Çiftler karşılıklı güven yerine birbirleri üzerinde baskıyı kurma yönünde iletişime yön vermektedirler. İlişkide yaşanan gerilim ve çatışma derinleşmekte erkekten kadına yönelik şiddet gösterilmektedir. Birbirinden uzaklaşan çiftler geleceğe mutsuz ve karamsar bakmakta, çökkünlük içersinde yaşamdan zevk almayarak ayrılmayı düşünmektedirler.
Ayrılma veya boşanarak değişimi kabullenmekte zorlanan erkeğin benlik bütünlüğü parçalanmakta, öz saygısını yitiren erkek depresyona girmektedir.

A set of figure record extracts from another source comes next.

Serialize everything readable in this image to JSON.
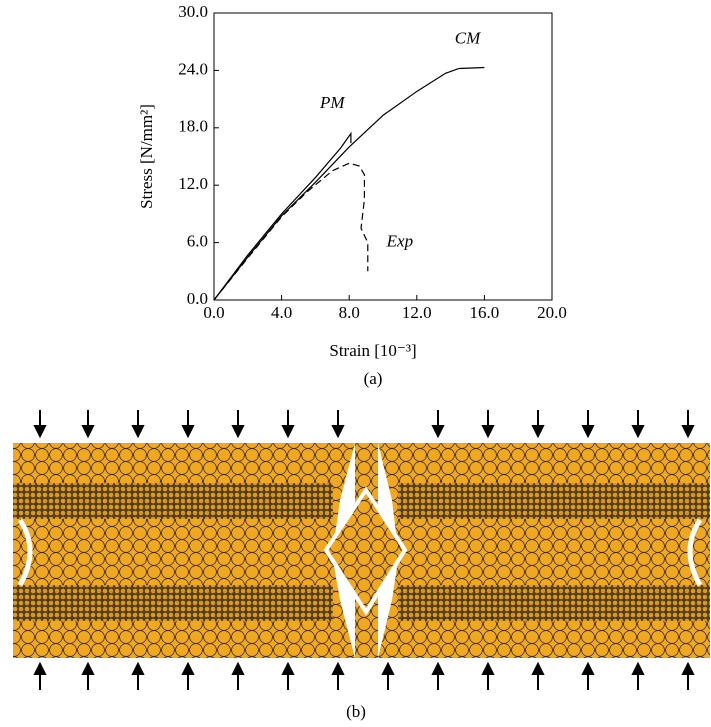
{
  "chart_data": {
    "type": "line",
    "xlabel": "Strain [10⁻³]",
    "ylabel": "Stress [N/mm²]",
    "caption": "(a)",
    "xlim": [
      0,
      20
    ],
    "ylim": [
      0,
      30
    ],
    "xticks": [
      {
        "value": 0,
        "label": "0.0"
      },
      {
        "value": 4,
        "label": "4.0"
      },
      {
        "value": 8,
        "label": "8.0"
      },
      {
        "value": 12,
        "label": "12.0"
      },
      {
        "value": 16,
        "label": "16.0"
      },
      {
        "value": 20,
        "label": "20.0"
      }
    ],
    "yticks": [
      {
        "value": 0,
        "label": "0.0"
      },
      {
        "value": 6,
        "label": "6.0"
      },
      {
        "value": 12,
        "label": "12.0"
      },
      {
        "value": 18,
        "label": "18.0"
      },
      {
        "value": 24,
        "label": "24.0"
      },
      {
        "value": 30,
        "label": "30.0"
      }
    ],
    "series": [
      {
        "name": "CM",
        "color": "#000000",
        "dashed": false,
        "x": [
          0,
          2,
          4,
          6,
          8,
          10,
          12,
          13.7,
          14.5,
          16
        ],
        "values": [
          0,
          4.5,
          8.8,
          12.3,
          16.0,
          19.3,
          21.8,
          23.7,
          24.2,
          24.3
        ]
      },
      {
        "name": "PM",
        "color": "#000000",
        "dashed": false,
        "x": [
          0,
          2,
          4,
          6,
          7.5,
          8.1,
          8.1
        ],
        "values": [
          0,
          4.7,
          9.0,
          12.8,
          15.9,
          17.4,
          16.4
        ]
      },
      {
        "name": "Exp",
        "color": "#000000",
        "dashed": true,
        "x": [
          0,
          2,
          4,
          5.5,
          7,
          8,
          8.6,
          8.9,
          8.9,
          8.7,
          9.1,
          9.1
        ],
        "values": [
          0,
          4.4,
          8.7,
          11.3,
          13.5,
          14.3,
          14.0,
          13.1,
          10.5,
          7.5,
          6.0,
          3.0
        ]
      }
    ]
  },
  "figure_b": {
    "caption": "(b)"
  }
}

Özellikle sağlıklı değerlendirme yetisi azalan erkek kadına yönelik şiddet uygulamaktadır. Şiddet görerek yetişen birey kendisinden zayıf, güçsüz konumdaki eş ve çocuklarına şiddet göstererek gücünü ortaya koyma eğilimindedir. Böylece kontrolü ele alarak düzeni sağlayacağını düşünür. Şiddet öğrenilen bir davranıştır. Temel düzeyde şiddet erkeğin kişilik bozukluğunun sonucudur.
Şiddet normalize eden, şiddet kültürü yaygın toplumlarda yaşayan kadınların şiddet görme riski yüksektir.
Şiddetsiz İletişim
Sağlıklı iletişimin temel yaklaşımı, farklılıklarımızın farkında olmaktır. Erkek kadının, kadın erkeğin farkında anne-baba çocuğun farkında olmalıdır. İlişkide erkek kadının kişilik, duygusal, sosyal ve gelişimini tamamladığı ailenin sosyo-kültürel özellikleri hakkında bilgili olmalı ve uyum göstermelidir.
Çiftler birbirini tanımlamak zihinlerinde oluşturdukları şablonlara uygun beklentiler geliştirmek yerine birbirlerini tanımaya ve anlamaya çalışmalıdırlar. İlişkilerinde uyum, ahenk ve bütünlük geliştirmek için birbirine zaman tanımalılardır. Özellikle kadın açık ve net sınırlarını belirleyerek eşinin duygu, düşünce ve davranış düzeyinde sınır ihlalleri karşısında durdurmalı, hayır diyebilmelidir.
Eşler karşılıklı iletişimde kaygıları, korkuları ve istekleri dile getirebilmeli, duygular açık iletişimle ortaya koyulabilinirse eşinin, tercihlerinin neler olabildiğine anlamasına yardımcı olunabilir. İletişimde küçük düşürücü yorumlar, yaşanılan olayı anlamadan yapılan değerlendirmeler eşiniz de eleştirilme, suçlanma duyguları oluşturabilir. Özellikle eşinizi olumsuz bir şekilde yorumladığınız zaman onun hemen savunmaya geçebilir, benlik saygısına zarar verildiğini düşünebilir. Karşılıklı iletişimde sadece kendiniz hakkında konuşmanız ve eşinize hakkında açık uçlu sorular sormanız anlamak açısından yararlı yaklaşımlardır. Eşiniz hakkında konuşmak, eşinizin özerkliğini tehlikeye atar ve benlik saygısını olumsuz etkiler. Eşinizi anlayabilmek, tutumlarının sebepleri doğru analiz edebilmek için öncelikle dinleme becerisi gösterebilmek gerekir. İlişkilerde farklı kişilik özellikleri bilmek, bu özelliklere uygun yaklaşımlarda bulmak birçok sorunun önlenmesinde yardımcı olabilecek tutumları içerir. İlişkide saygı ilkesinin yerine getirebilmesi farklılıklarımıza hassasiyet, anlayış göstermemize bağlıdır.